- Voksh
- Country: Kosovo
- District: Gjakova
- Municipality: Deçan

Population (2024)
- • Total: 378
- Time zone: UTC+1 (Central European Time)
- • Summer (DST): UTC+2 (CEST)

= Voksh =

Voksh (Vokshi or Voksh) is a village and tribal region situated in western Kosovo, which is inhabited by 570 people, all of whom are Albanians. The village of Voksh is also home to the Vokshi tribe which is part of the larger polyphyletic Thaçi tribe.

== Etymology ==
The name for Vokshi is claimed to stem from the Albanian word vogël, which means "small" or "little".

== Demographics ==
According to the 2011 census, the village had 570 inhabitants, all of whom are Albanian and Muslim. The population of Voksh belongs to the Vokshi tribe, which all belong to the Thaçi tribe according to Robert Elsie. They live in the locally defined Vokshi region that encompasses Drenoc, Lloqan, Pobërgja, Vokshi, Sllup, Prejlep and Prokolluka.

== History ==
=== Middle Ages ===
Voksh is mentioned for the first time in the Dečani chrysobulls in 1330 as a village named Укша (lat. Ukša). An individual bearing the name Bardi Uochsi (alb. Bardhi Ukshi) was recorded in the Venetian cadastre of Scutari of 1416-1417. This individual has been connected to Vokshi by Dhimitër Shuteriqi.

According to oral tradition, the ancestors of all Vokshi tribesmen are the brothers Alë, Tolë and Hodergjon, as well as his nephew Hima.

=== Ottoman period ===

The village of Voksh is mentioned under the name Vokshiq in the Ottoman defter of the Sanjak of Scutari in 1485 as having 19 households.

In 1571 a Mahallah of the village Helshan called Voksha was mentioned in the tax registration of the Sanjak of Dukagjin as having 24 households. A village mentioned as Ternova in the Nahije of Altun-Ili in 1485 was also mentioned with two names in the 16th century, Voksha and Ternova

In 1838 Austrian military physician Joseph Müller noted that 20 mohammedan households lived in the village of Vokś.

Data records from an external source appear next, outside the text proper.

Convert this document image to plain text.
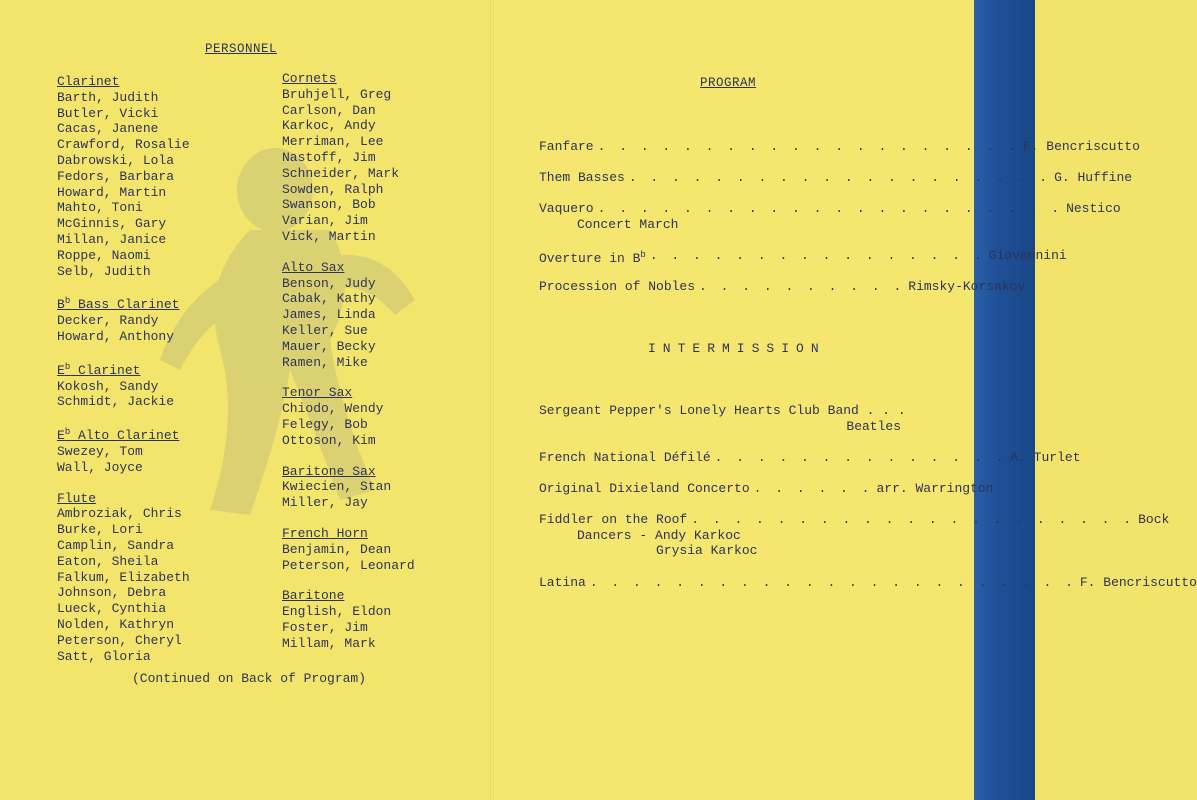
PERSONNEL
Clarinet
Barth, Judith
Butler, Vicki
Cacas, Janene
Crawford, Rosalie
Dabrowski, Lola
Fedors, Barbara
Howard, Martin
Mahto, Toni
McGinnis, Gary
Millan, Janice
Roppe, Naomi
Selb, Judith
$B^b$ Bass Clarinet
Decker, Randy
Howard, Anthony
$E^b$ Clarinet
Kokosh, Sandy
Schmidt, Jackie
$E^b$ Alto Clarinet
Swezey, Tom
Wall, Joyce
Flute
Ambroziak, Chris
Burke, Lori
Camplin, Sandra
Eaton, Sheila
Falkum, Elizabeth
Johnson, Debra
Lueck, Cynthia
Nolden, Kathryn
Peterson, Cheryl
Satt, Gloria
Cornets
Bruhjell, Greg
Carlson, Dan
Karkoc, Andy
Merriman, Lee
Nastoff, Jim
Schneider, Mark
Sowden, Ralph
Swanson, Bob
Varian, Jim
Vick, Martin
Alto Sax
Benson, Judy
Cabak, Kathy
James, Linda
Keller, Sue
Mauer, Becky
Ramen, Mike
Tenor Sax
Chiodo, Wendy
Felegy, Bob
Ottoson, Kim
Baritone Sax
Kwiecien, Stan
Miller, Jay
French Horn
Benjamin, Dean
Peterson, Leonard
Baritone
English, Eldon
Foster, Jim
Millam, Mark
(Continued on Back of Program)
PROGRAM
Fanfare . . . . . . . . . . . . . . . . . . . . F. Bencriscutto
Them Basses . . . . . . . . . . . . . . . . . . . . G. Huffine
Vaquero . . . . . . . . . . . . . . . . . . . . . . Nestico
Concert March
Overture in $B^b$ . . . . . . . . . . . . . . . . Giovannini
Procession of Nobles . . . . . . . . . . Rimsky-Korsakov
INTERMISSION
Sergeant Pepper's Lonely Hearts Club Band . . .
Beatles
French National Défilé . . . . . . . . . . . . . . A. Turlet
Original Dixieland Concerto . . . . . . arr. Warrington
Fiddler on the Roof . . . . . . . . . . . . . . . . . . . . . Bock
Dancers - Andy Karkoc
Grysia Karkoc
Latina . . . . . . . . . . . . . . . . . . . . . . . F. Bencriscutto
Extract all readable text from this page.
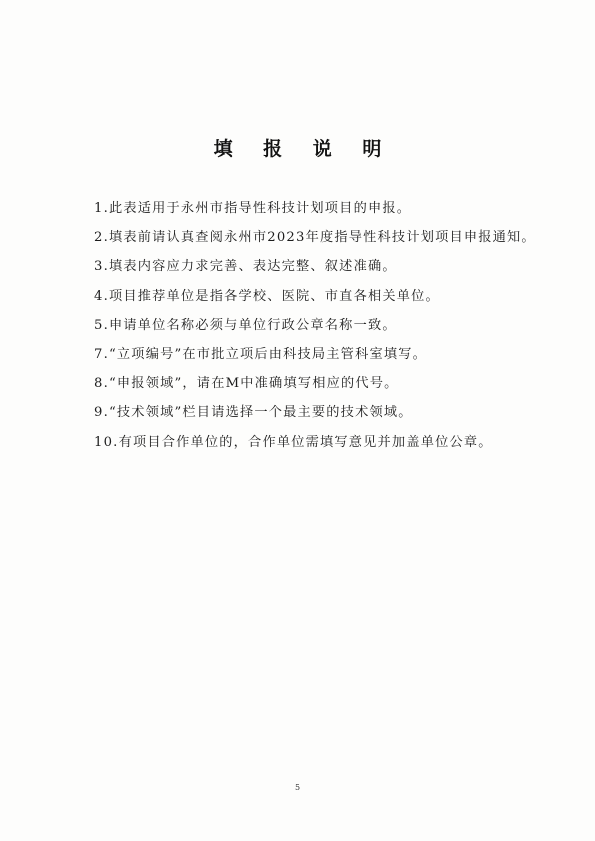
填 报 说 明
1.此表适用于永州市指导性科技计划项目的申报。
2.填表前请认真查阅永州市2023年度指导性科技计划项目申报通知。
3.填表内容应力求完善、表达完整、叙述准确。
4.项目推荐单位是指各学校、医院、市直各相关单位。
5.申请单位名称必须与单位行政公章名称一致。
7.“立项编号”在市批立项后由科技局主管科室填写。
8.“申报领域”，请在M中准确填写相应的代号。
9.“技术领域”栏目请选择一个最主要的技术领域。
10.有项目合作单位的，合作单位需填写意见并加盖单位公章。
5
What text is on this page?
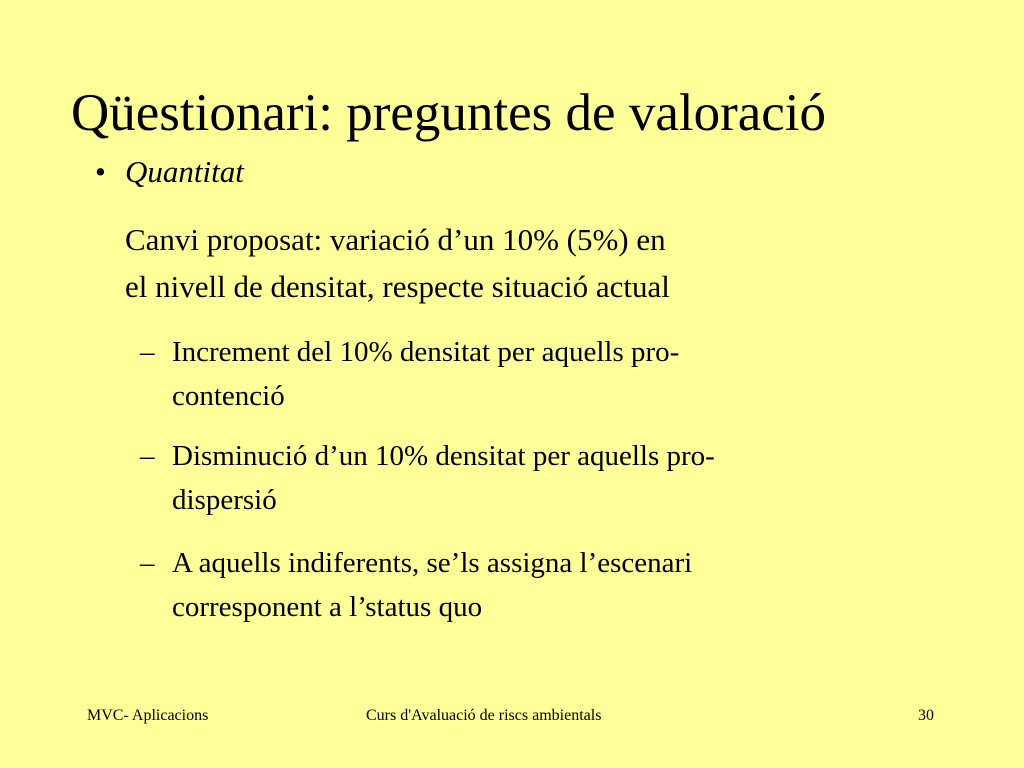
Qüestionari: preguntes de valoració
• Quantitat
Canvi proposat: variació d’un 10% (5%) en
el nivell de densitat, respecte situació actual
– Increment del 10% densitat per aquells pro-
contenció
– Disminució d’un 10% densitat per aquells pro-
dispersió
– A aquells indiferents, se’ls assigna l’escenari
corresponent a l’status quo
MVC- Aplicacions	Curs d'Avaluació de riscs ambientals	30
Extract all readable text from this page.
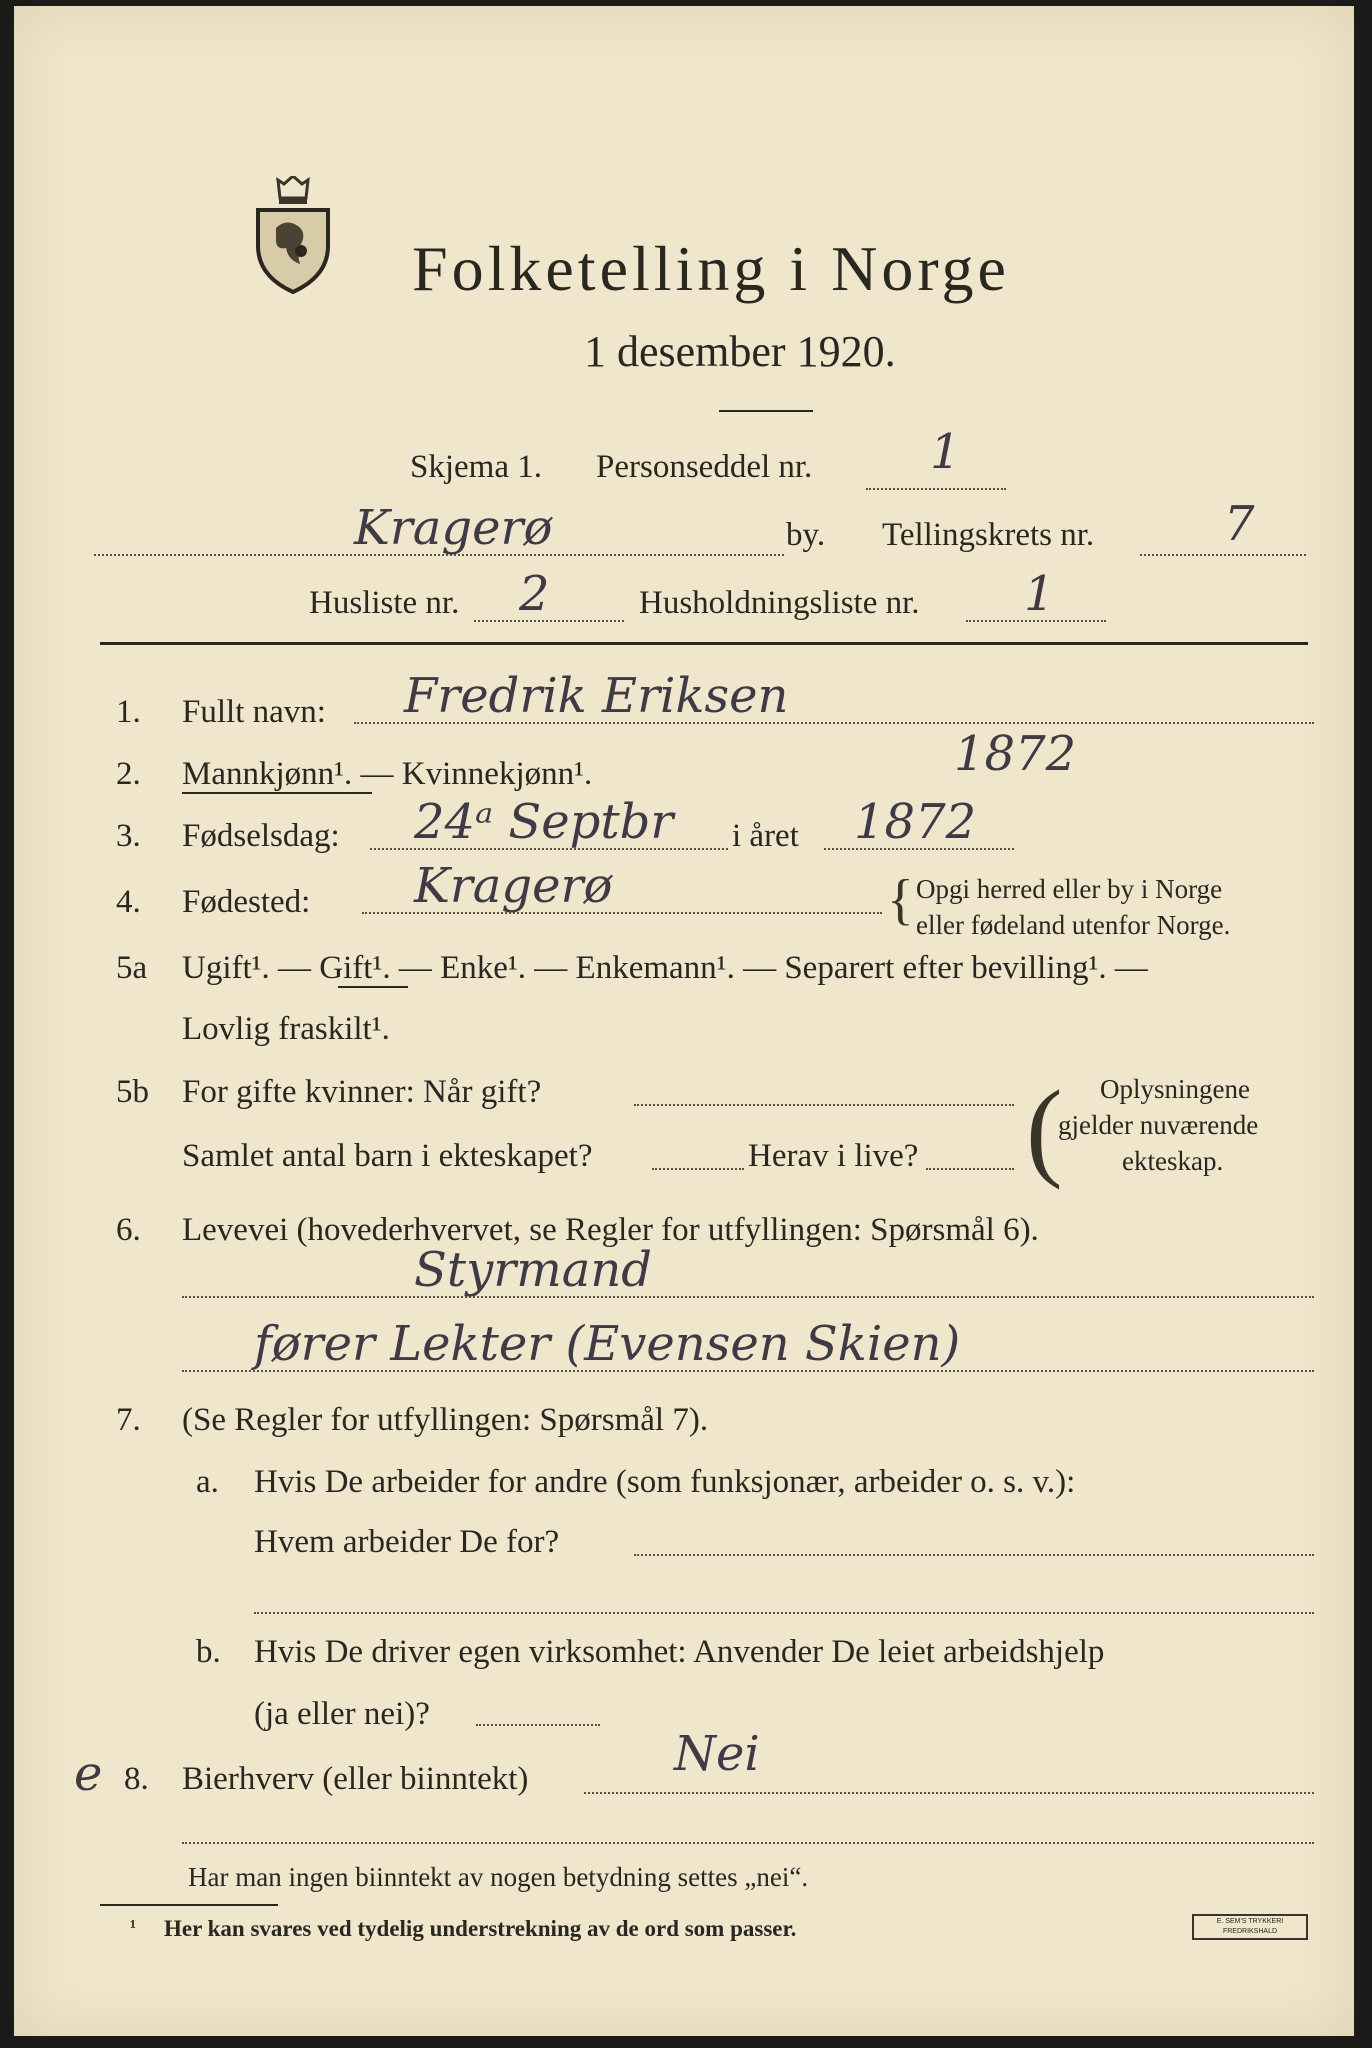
Folketelling i Norge
1 desember 1920.
Skjema 1. Personseddel nr. 1
Kragerø	by. Tellingskrets nr.	7
Husliste nr. 2	Husholdningsliste nr. 1
1. Fullt navn: Fredrik Eriksen
2. Mannkjønn¹. — Kvinnekjønn¹.	1872
3. Fødselsdag: 24ᵃ Septbr i året 1872
4. Fødested: Kragerø	{ Opgi herred eller by i Norge
eller fødeland utenfor Norge.
5a Ugift¹. — Gift¹. — Enke¹. — Enkemann¹. — Separert efter bevilling¹. —
Lovlig fraskilt¹.
5b For gifte kvinner: Når gift?
Samlet antal barn i ekteskapet?	Herav i live? ( Oplysningene
gjelder nuværende
ekteskap.
6. Levevei (hovederhvervet, se Regler for utfyllingen: Spørsmål 6).
Styrmand
fører Lekter (Evensen Skien)
7. (Se Regler for utfyllingen: Spørsmål 7).
a. Hvis De arbeider for andre (som funksjonær, arbeider o. s. v.):
Hvem arbeider De for?
b. Hvis De driver egen virksomhet: Anvender De leiet arbeidshjelp
(ja eller nei)?
e 8. Bierhverv (eller biinntekt)	Nei
Har man ingen biinntekt av nogen betydning settes „nei“.
¹ Her kan svares ved tydelig understrekning av de ord som passer.	E. SEM'S TRYKKERI FREDRIKSHALD
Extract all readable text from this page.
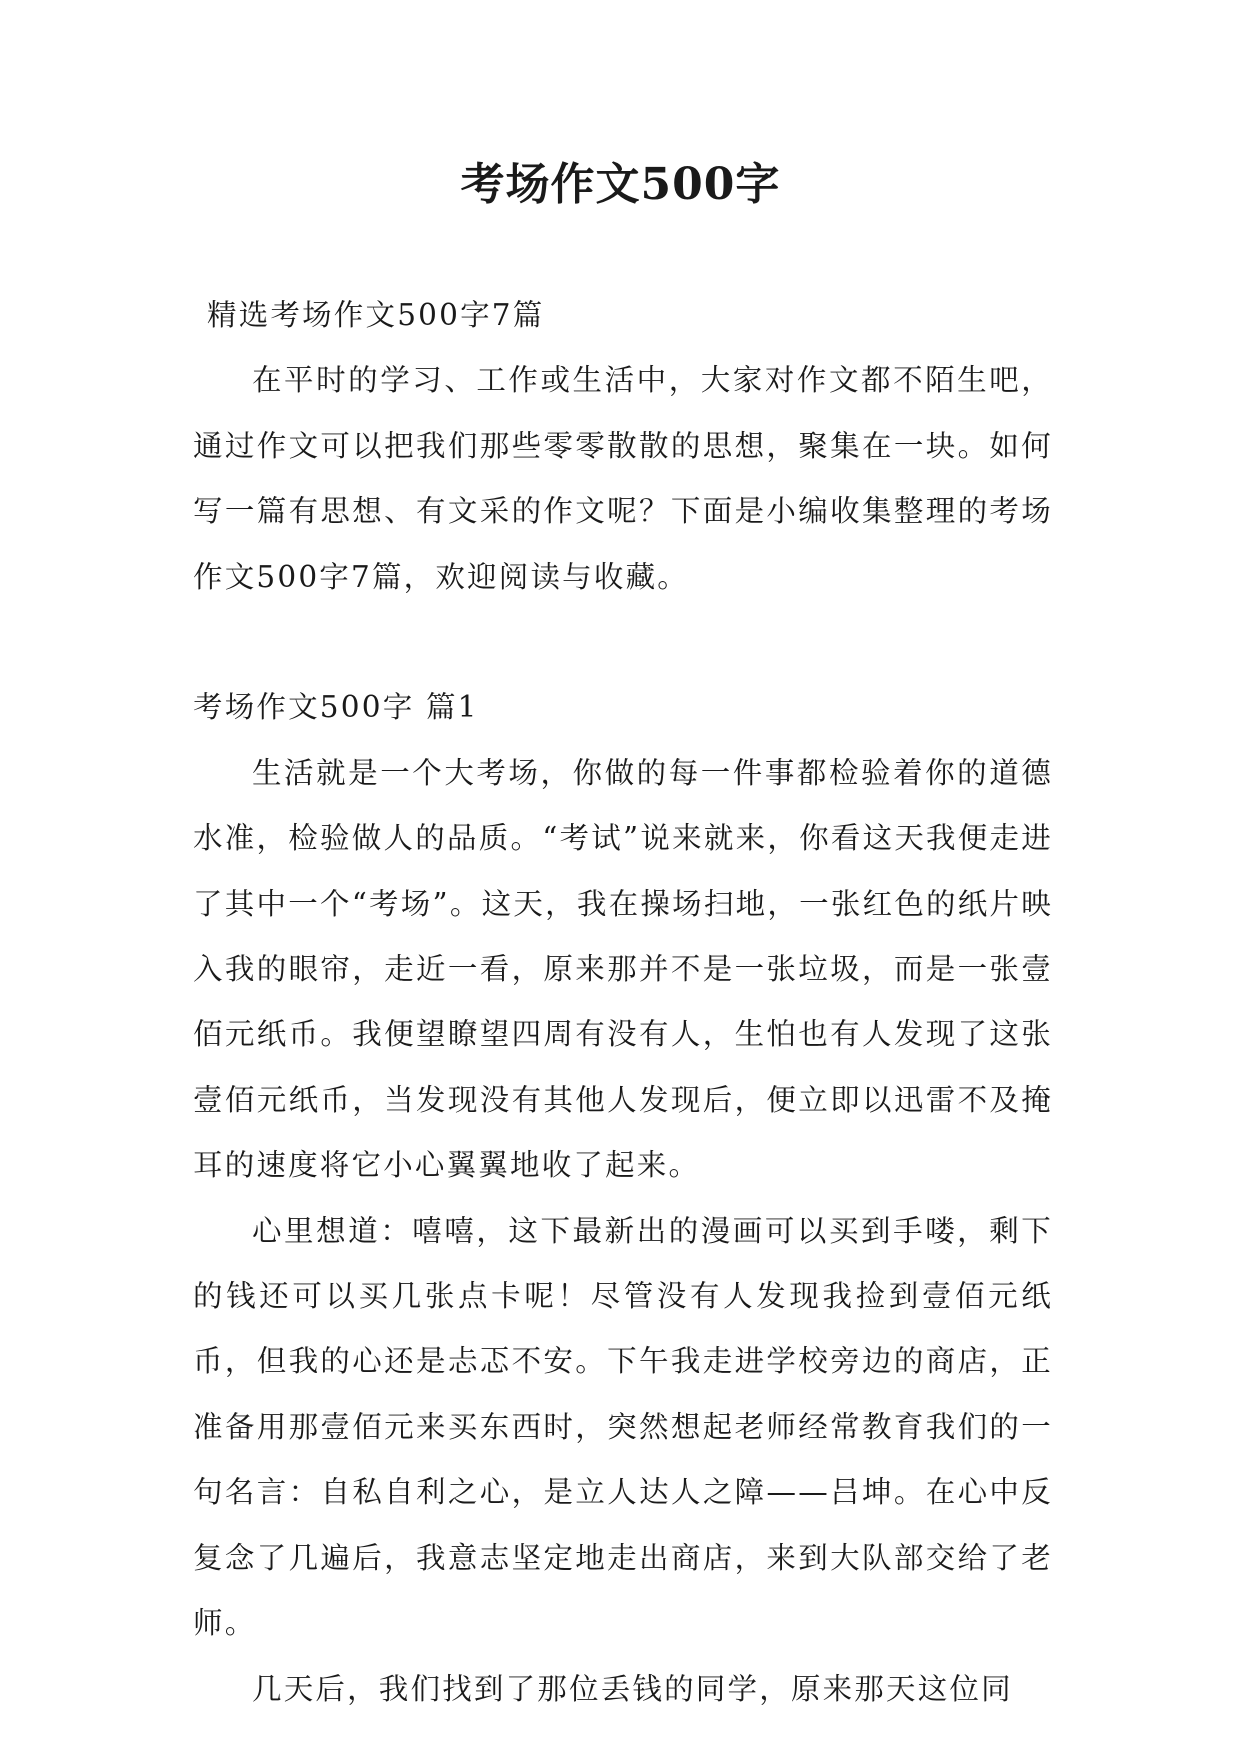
考场作文500字

精选考场作文500字7篇

在平时的学习、工作或生活中，大家对作文都不陌生吧，通过作文可以把我们那些零零散散的思想，聚集在一块。如何写一篇有思想、有文采的作文呢？下面是小编收集整理的考场作文500字7篇，欢迎阅读与收藏。

考场作文500字 篇1

生活就是一个大考场，你做的每一件事都检验着你的道德水准，检验做人的品质。“考试”说来就来，你看这天我便走进了其中一个“考场”。这天，我在操场扫地，一张红色的纸片映入我的眼帘，走近一看，原来那并不是一张垃圾，而是一张壹佰元纸币。我便望瞭望四周有没有人，生怕也有人发现了这张壹佰元纸币，当发现没有其他人发现后，便立即以迅雷不及掩耳的速度将它小心翼翼地收了起来。

心里想道：嘻嘻，这下最新出的漫画可以买到手喽，剩下的钱还可以买几张点卡呢！尽管没有人发现我捡到壹佰元纸币，但我的心还是忐忑不安。下午我走进学校旁边的商店，正准备用那壹佰元来买东西时，突然想起老师经常教育我们的一句名言：自私自利之心，是立人达人之障——吕坤。在心中反复念了几遍后，我意志坚定地走出商店，来到大队部交给了老师。

几天后，我们找到了那位丢钱的同学，原来那天这位同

The local population resisted the Tanzimat reforms, most notably the League of Prizren member Sulejman Vokshi who took part in the uprising of Dervish Cara and notoriously orchestrated the attack against marshal Mehmet Ali Pasha, which marked the first military action of the league.

=== First Balkan War ===
In 1912 the Montenegrin army embarked on a campaign to forcibly convert the local Albanian population to Orthodox Christianity, which led to people fleeing the village and emigrating to Turkey.

=== Interwar period ===
During the colonization of Kosovo by the Kingdom of Yugoslavia, four colonist families from Montenegro were settled there.

=== Kosovo War ===
During the Kosovo War, 98% of the villages houses were burnt down by Serbian forces, alongside 6 Kulla dwellings. The majority of the population was forced to flee their homes to Albania but was able to return after the war ended.